Sunday, January 10, 2010
Comfort their souls in Christ. Grant unto them that they may have strength.
Many of my close friends/former roommates are currently serving missions for The Church of Jesus Christ of Latter-day Saints.
In my personal scripture study I have been reading in the book of Alma. Much of Alma details the missionary efforts of Alma, Ammon, Amulek, Zeezrom and others. The other night I read Alma's prayer for his brethren and felt a similar feeling of love for my sisters scattered across the world.
Alma 31: 32-33
"O Lord, wilt thou comfort my soul, and give unto me success, and also my fellow laborers who are with me--yea, Ammon, and Aaron, and Omner, and also Amulek and Zeezrom [and Sister Meyers and Sister Simmons and Sister Kinghorn and Sister LaSeuer and Sister Bangerter and Sister Roerig and many other sisters], ... yea, even all these wilt thou comfort, O Lord. Yea, wilt thou comfort their souls in Christ. Wilt thou grant unto them that they may have strength, that they may bear their afflictions which shall come upon them..."
Tuesday, January 5, 2010
The second/first day of school
Some thoughts:
-Ice is slippery and has a strange ability to form under my feet at the most inopportune times.

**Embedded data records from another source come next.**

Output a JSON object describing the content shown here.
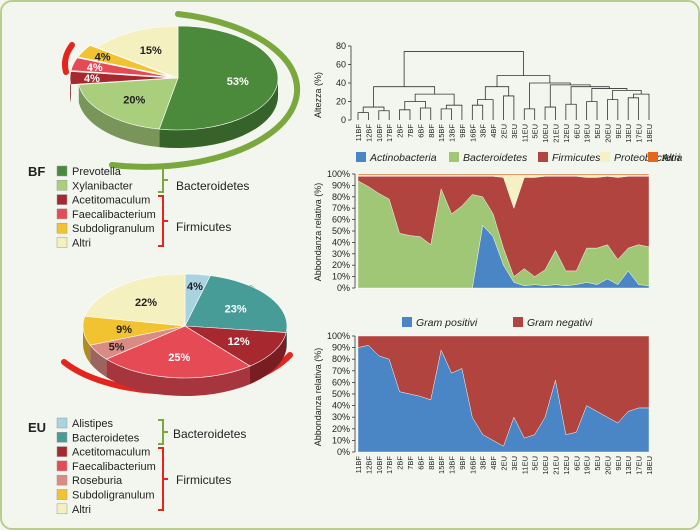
{
  "colors": {
    "prevotella": "#4a8a3a",
    "xylanibacter": "#a9cf7d",
    "acetitomaculum": "#a7282e",
    "faecalibacterium": "#e64a55",
    "subdoligranulum": "#f2c330",
    "altri": "#f5f0c0",
    "alistipes": "#a8d3e0",
    "bacteroidetes_eu": "#479c98",
    "roseburia": "#d98b84",
    "actinobacteria": "#4a86c5",
    "bacteroidetes": "#a0c775",
    "firmicutes": "#b1443f",
    "proteobacteria": "#f6f1c4",
    "altri_stack": "#e5661d",
    "gram_pos": "#4a86c5",
    "gram_neg": "#b1443f",
    "arc_green": "#7aa83c",
    "arc_red": "#e2261e"
  },
  "pie_bf": {
    "group": "BF",
    "slices": [
      {
        "name": "Prevotella",
        "value": 53,
        "label": "53%",
        "color_key": "prevotella"
      },
      {
        "name": "Xylanibacter",
        "value": 20,
        "label": "20%",
        "color_key": "xylanibacter"
      },
      {
        "name": "Acetitomaculum",
        "value": 4,
        "label": "4%",
        "color_key": "acetitomaculum"
      },
      {
        "name": "Faecalibacterium",
        "value": 4,
        "label": "4%",
        "color_key": "faecalibacterium"
      },
      {
        "name": "Subdoligranulum",
        "value": 4,
        "label": "4%",
        "color_key": "subdoligranulum"
      },
      {
        "name": "Altri",
        "value": 15,
        "label": "15%",
        "color_key": "altri"
      }
    ],
    "legend": [
      {
        "label": "Prevotella",
        "color_key": "prevotella"
      },
      {
        "label": "Xylanibacter",
        "color_key": "xylanibacter"
      },
      {
        "label": "Acetitomaculum",
        "color_key": "acetitomaculum"
      },
      {
        "label": "Faecalibacterium",
        "color_key": "faecalibacterium"
      },
      {
        "label": "Subdoligranulum",
        "color_key": "subdoligranulum"
      },
      {
        "label": "Altri",
        "color_key": "altri"
      }
    ],
    "bracket_bacteroidetes": "Bacteroidetes",
    "bracket_firmicutes": "Firmicutes"
  },
  "pie_eu": {
    "group": "EU",
    "slices": [
      {
        "name": "Alistipes",
        "value": 4,
        "label": "4%",
        "color_key": "alistipes"
      },
      {
        "name": "Bacteroidetes",
        "value": 23,
        "label": "23%",
        "color_key": "bacteroidetes_eu"
      },
      {
        "name": "Acetitomaculum",
        "value": 12,
        "label": "12%",
        "color_key": "acetitomaculum"
      },
      {
        "name": "Faecalibacterium",
        "value": 25,
        "label": "25%",
        "color_key": "faecalibacterium"
      },
      {
        "name": "Roseburia",
        "value": 5,
        "label": "5%",
        "color_key": "roseburia"
      },
      {
        "name": "Subdoligranulum",
        "value": 9,
        "label": "9%",
        "color_key": "subdoligranulum"
      },
      {
        "name": "Altri",
        "value": 22,
        "label": "22%",
        "color_key": "altri"
      }
    ],
    "legend": [
      {
        "label": "Alistipes",
        "color_key": "alistipes"
      },
      {
        "label": "Bacteroidetes",
        "color_key": "bacteroidetes_eu"
      },
      {
        "label": "Acetitomaculum",
        "color_key": "acetitomaculum"
      },
      {
        "label": "Faecalibacterium",
        "color_key": "faecalibacterium"
      },
      {
        "label": "Roseburia",
        "color_key": "roseburia"
      },
      {
        "label": "Subdoligranulum",
        "color_key": "subdoligranulum"
      },
      {
        "label": "Altri",
        "color_key": "altri"
      }
    ],
    "bracket_bacteroidetes": "Bacteroidetes",
    "bracket_firmicutes": "Firmicutes"
  },
  "dendrogram": {
    "ylabel": "Altezza (%)",
    "yticks": [
      0,
      20,
      40,
      60,
      80
    ],
    "ylim": [
      0,
      80
    ]
  },
  "sample_labels": [
    "11BF",
    "12BF",
    "10BF",
    "17BF",
    "2BF",
    "7BF",
    "6BF",
    "8BF",
    "15BF",
    "13BF",
    "9BF",
    "16BF",
    "3BF",
    "4BF",
    "2EU",
    "3EU",
    "11EU",
    "5EU",
    "10EU",
    "21EU",
    "12EU",
    "6EU",
    "19EU",
    "5EU",
    "20EU",
    "9EU",
    "13EU",
    "17EU",
    "18EU"
  ],
  "chart_data": [
    {
      "type": "area",
      "ylabel": "Abbondanza relativa (%)",
      "ylim": [
        0,
        100
      ],
      "yticks": [
        "0%",
        "10%",
        "20%",
        "30%",
        "40%",
        "50%",
        "60%",
        "70%",
        "80%",
        "90%",
        "100%"
      ],
      "legend_position": "top",
      "series": [
        {
          "name": "Actinobacteria",
          "color_key": "actinobacteria",
          "values": [
            0,
            0,
            0,
            0,
            0,
            0,
            0,
            0,
            0,
            0,
            0,
            0,
            55,
            45,
            20,
            5,
            2,
            3,
            2,
            3,
            2,
            3,
            5,
            3,
            8,
            3,
            15,
            3,
            2
          ]
        },
        {
          "name": "Bacteroidetes",
          "color_key": "bacteroidetes",
          "values": [
            94,
            89,
            83,
            78,
            48,
            46,
            45,
            38,
            87,
            65,
            72,
            82,
            25,
            20,
            15,
            5,
            15,
            7,
            14,
            30,
            13,
            12,
            30,
            32,
            30,
            22,
            20,
            35,
            34
          ]
        },
        {
          "name": "Firmicutes",
          "color_key": "firmicutes",
          "values": [
            4,
            9,
            15,
            20,
            50,
            52,
            53,
            60,
            11,
            33,
            26,
            16,
            18,
            33,
            62,
            60,
            80,
            87,
            82,
            65,
            83,
            83,
            62,
            62,
            60,
            72,
            63,
            60,
            62
          ]
        },
        {
          "name": "Proteobacteria",
          "color_key": "proteobacteria",
          "values": [
            1,
            1,
            1,
            1,
            1,
            1,
            1,
            1,
            1,
            1,
            1,
            1,
            1,
            1,
            2,
            29,
            2,
            2,
            1,
            1,
            1,
            1,
            2,
            2,
            1,
            2,
            1,
            1,
            1
          ]
        },
        {
          "name": "Altri",
          "color_key": "altri_stack",
          "values": [
            1,
            1,
            1,
            1,
            1,
            1,
            1,
            1,
            1,
            1,
            1,
            1,
            1,
            1,
            1,
            1,
            1,
            1,
            1,
            1,
            1,
            1,
            1,
            1,
            1,
            1,
            1,
            1,
            1
          ]
        }
      ]
    },
    {
      "type": "area",
      "ylabel": "Abbondanza relativa (%)",
      "ylim": [
        0,
        100
      ],
      "yticks": [
        "0%",
        "10%",
        "20%",
        "30%",
        "40%",
        "50%",
        "60%",
        "70%",
        "80%",
        "90%",
        "100%"
      ],
      "legend_position": "top",
      "series": [
        {
          "name": "Gram positivi",
          "color_key": "gram_pos",
          "values": [
            90,
            92,
            83,
            80,
            52,
            50,
            48,
            45,
            88,
            68,
            72,
            30,
            15,
            10,
            5,
            30,
            12,
            15,
            30,
            62,
            15,
            17,
            40,
            35,
            30,
            25,
            35,
            38,
            38
          ]
        },
        {
          "name": "Gram negativi",
          "color_key": "gram_neg",
          "values": [
            10,
            8,
            17,
            20,
            48,
            50,
            52,
            55,
            12,
            32,
            28,
            70,
            85,
            90,
            95,
            70,
            88,
            85,
            70,
            38,
            85,
            83,
            60,
            65,
            70,
            75,
            65,
            62,
            62
          ]
        }
      ]
    }
  ]
}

-When I am in school, I go into efficiency mode. I receive tasks and I accomplish those tasks...which is why I sometimes have to remind myself that people are not tasks.
-I love working. I get to work with fun people and help new people in my job. It's the besht.
-I love love getting paid to work.
-I have had easy mac for three out of the last five meals. (Don't worry mom, I braved the crowds and went to Smith's last night, at my own peril. I had to park at RC Willey and I almost died of shopping-cart-congestion, but I have real food now.)
-I run into someone I know about every ten minutes. I am not exaggerating. (I saw someone I knew and had a brief conversation whilst writing this blog. Ironic? Yes. Out of the ordinary? Not in the least.] It makes me feel very at home. And very "seasoned."
-I have been in Provo for two days and my car is already stuck in the ice on the side of the road. Might have to wait until spring before I'm mobile again...
-Since I am now the ripe-old age of 21, every day is like a high school/freshman year reunion. It's weird.
-Work and school both take time, but with school, the more efficient you are, the more time you have to yourself. I am a strong proponent of personal responsibility and free market incentives.
-I am an efficiency geek. I like planning and improving systems. My household will be a well-oiled machine...until I realize that children are pretty much by definition, not efficient...
-I plan my breaks between classes hours before they happen, taking into account walking time, weather, available microwaves, bathrooms, and seating availability before actually going anywhere.
-When my econ teacher started reviewing calculus on the whiteboard, I felt a wave of relief. It's very scary that calculus calms me.
My thoughts are multiplying too quickly! It's hard to shut the monster down...this is what happens when you leave me on my own to reflect....
-One last thought: The "tasks" application in my gmail account has been dormant for the past four months. It has been lovely. Now that I am back balancing school, work, church and personal responsibilities, my brain begins to fall out if I don't write down things as I think of them. Hence, the epic resurrection of "tasks." And now the "tasks" application is one of my favorite things. And quite possibly a horcrux.